Human biases can influence multiple stages of data management, from collection to interpretation and use. This thesis aims to develop and investigate techniques for mitigating such biases using computational methods. We begin by describing approaches to mitigate the effects of bias in the data collection phase, using tools from natural language processing. We then proceed to develop tools for assessing the robustness of data-driven claims.
In many cases, the data itself encodes human biases, which in turn propagate into the machine learning models trained on it. A prominent example arises in clinical trials, where women have been historically underrepresented. This bias harms the performance of language models and downstream predictions. Rather than erasing gender information, we propose methods that adjust embeddings to reflect underrepresentation while preserving medically meaningful distinctions, thus increasing prediction accuracy for women patients without degrading the accuracy for men patients.

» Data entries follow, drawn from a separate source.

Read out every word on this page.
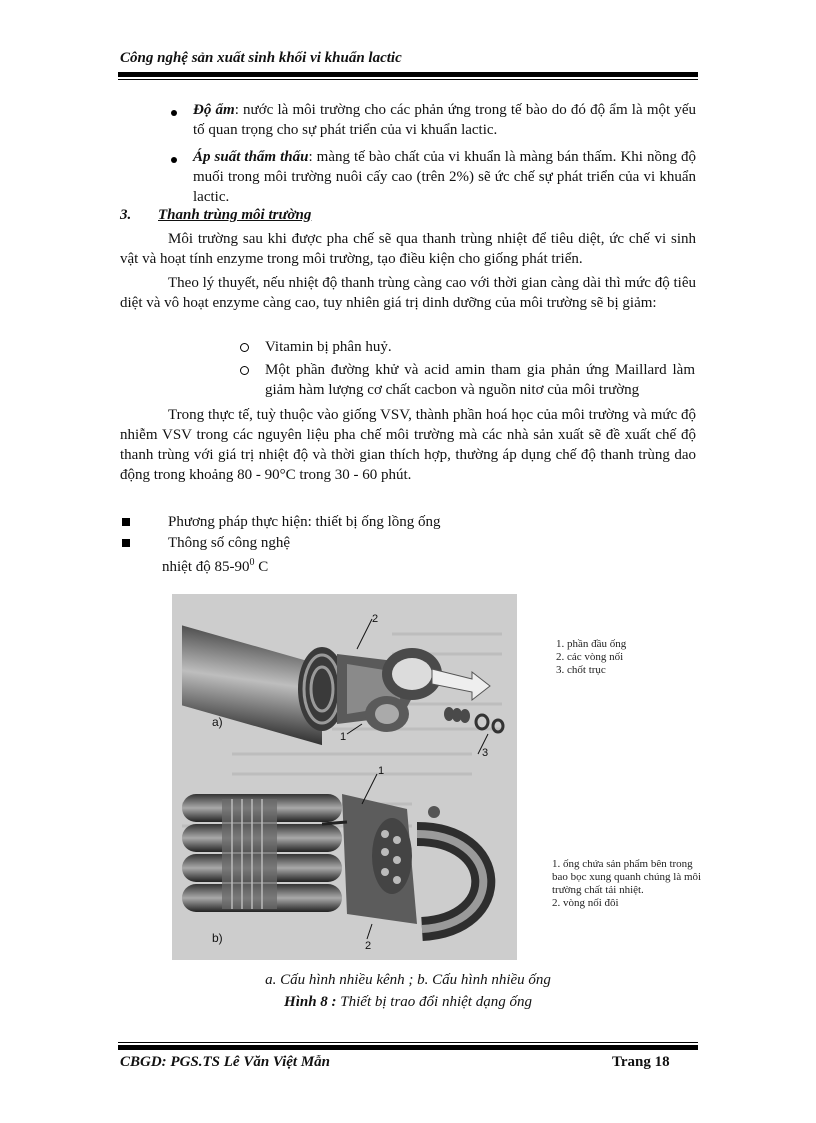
Công nghệ sản xuất sinh khối vi khuẩn lactic
Độ ẩm: nước là môi trường cho các phản ứng trong tế bào do đó độ ẩm là một yếu tố quan trọng cho sự phát triển của vi khuẩn lactic.
Áp suất thẩm thấu: màng tế bào chất của vi khuẩn là màng bán thấm. Khi nồng độ muối trong môi trường nuôi cấy cao (trên 2%) sẽ ức chế sự phát triển của vi khuẩn lactic.
3. Thanh trùng môi trường
Môi trường sau khi được pha chế sẽ qua thanh trùng nhiệt để tiêu diệt, ức chế vi sinh vật và hoạt tính enzyme trong môi trường, tạo điều kiện cho giống phát triển.
Theo lý thuyết, nếu nhiệt độ thanh trùng càng cao với thời gian càng dài thì mức độ tiêu diệt và vô hoạt enzyme càng cao, tuy nhiên giá trị dinh dưỡng của môi trường sẽ bị giảm:
Vitamin bị phân huỷ.
Một phần đường khử và acid amin tham gia phản ứng Maillard làm giảm hàm lượng cơ chất cacbon và nguồn nitơ của môi trường
Trong thực tế, tuỳ thuộc vào giống VSV, thành phần hoá học của môi trường và mức độ nhiễm VSV trong các nguyên liệu pha chế môi trường mà các nhà sản xuất sẽ đề xuất chế độ thanh trùng với giá trị nhiệt độ và thời gian thích hợp, thường áp dụng chế độ thanh trùng dao động trong khoảng 80 - 90°C trong 30 - 60 phút.
Phương pháp thực hiện: thiết bị ống lồng ống
Thông số công nghệ
nhiệt độ $85-90^0$ C
2
1
3
a)
1
2
b)
1. phần đầu ống
2. các vòng nối
3. chốt trục
1. ống chứa sản phẩm bên trong
bao bọc xung quanh chúng là môi
trường chất tải nhiệt.
2. vòng nối đôi
a. Cấu hình nhiều kênh ; b. Cấu hình nhiều ống
Hình 8 : Thiết bị trao đổi nhiệt dạng ống
CBGD: PGS.TS Lê Văn Việt Mẫn	Trang 18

Even when the underlying data is not inherently biased, it can still be selectively interpreted to support predetermined conclusions - a phenomenon known as cherry-picking. To inspect the robustness of claims based on a database, we propose two complementary methods. The first is a schema-based approach: given a claim and a database, we identify natural views or subpopulations of the database where the claim holds. The naturalness and the number of supporting views for the claim and its opposite can help the user assess the correctness of the claim. The second method is data-driven: we quantify and explain the deviation of a dataset from an expected monotonic trend (such as salaries increasing with education) by finding a minimal repair: the smallest possible set of tuples whose removal restores the expected trend.